La terapia farmacologica per il lupus eritematoso sistemico o LES, oggi basata su diversi medicinali, molti dei quali iniettabili, nessuno dei quali, da solo, curativo ma, nel migliore dei casi, in grado di controllare la malattia, potrebbe essere a una svolta. I primi dati su una nuova molecola chiamata afimetoran, presentati dai ricercatori dell’azienda Bristol Meyers Squibb (MBS) al meeting dell’American Chemical Society (ACS) svoltosi in agosto, dimostrano infatti che essa riunisce in sé gli effetti di due delle principali terapie in uso, assicurando una remissione dei sintomi e una regressione dei danni d’organo tipicamente associati alla malattia, causati da un’infiammazione cronica diffusa.

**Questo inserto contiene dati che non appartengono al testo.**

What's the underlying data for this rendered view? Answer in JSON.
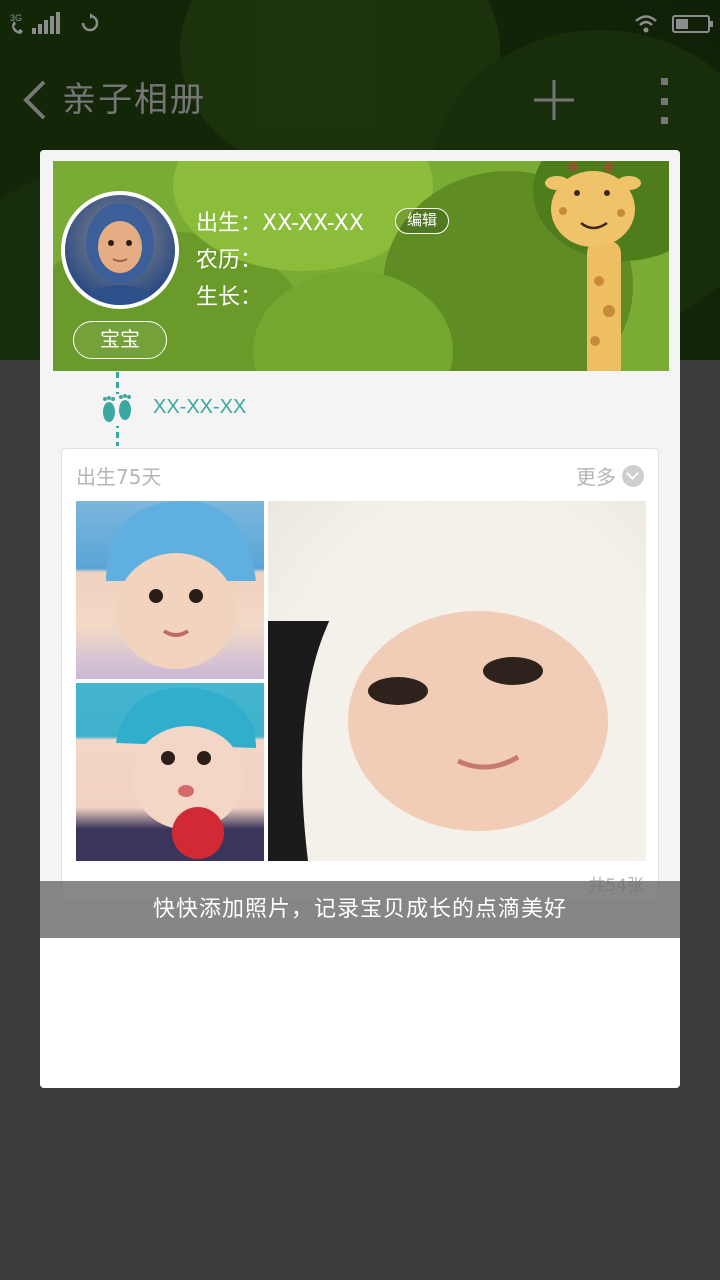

Il farmaco è la concretizzazione di un’idea che ha iniziato a farsi strada tra gli immunologi qualche anno fa, rafforzata da informazioni genetiche, e cioè che il LES fosse dovuto a un malfunzionamento di una classe di proteine scoperte nel 1985 (per le quali Christiane Nusslein-Volhard ed Eric Wieschaus vinceranno il premio Nobel per la medicina nel 1995), i Toll-like Receptors o TLR.

I TLR, presenti sulla superficie delle cellule-sentinella del sistema immunitario come i macrofagi e le cellule dendritiche, sono sempre pronti ad attivarsi contro i virus (e infatti si ritiene che siano una forma di immunità molto antica) o, nel caso delle malattie autoimmuni, contro frammenti di RNA dell’organismo che li produce; quando lo fanno, innescano una cascata di eventi che porta alla secrezione di diverse citochine e interferoni, mediatori tipici della risposta infiammatoria. Ne esistono diversi sottotipi (almeno 13), e per il lupus fino dal 2010 si è ipotizzato che i candidati più probabili fossero i numero 7 e 8, e si è lavorato su eventuali bloccanti specifici che fossero, però, possibilmente, somministrabili per via orale. 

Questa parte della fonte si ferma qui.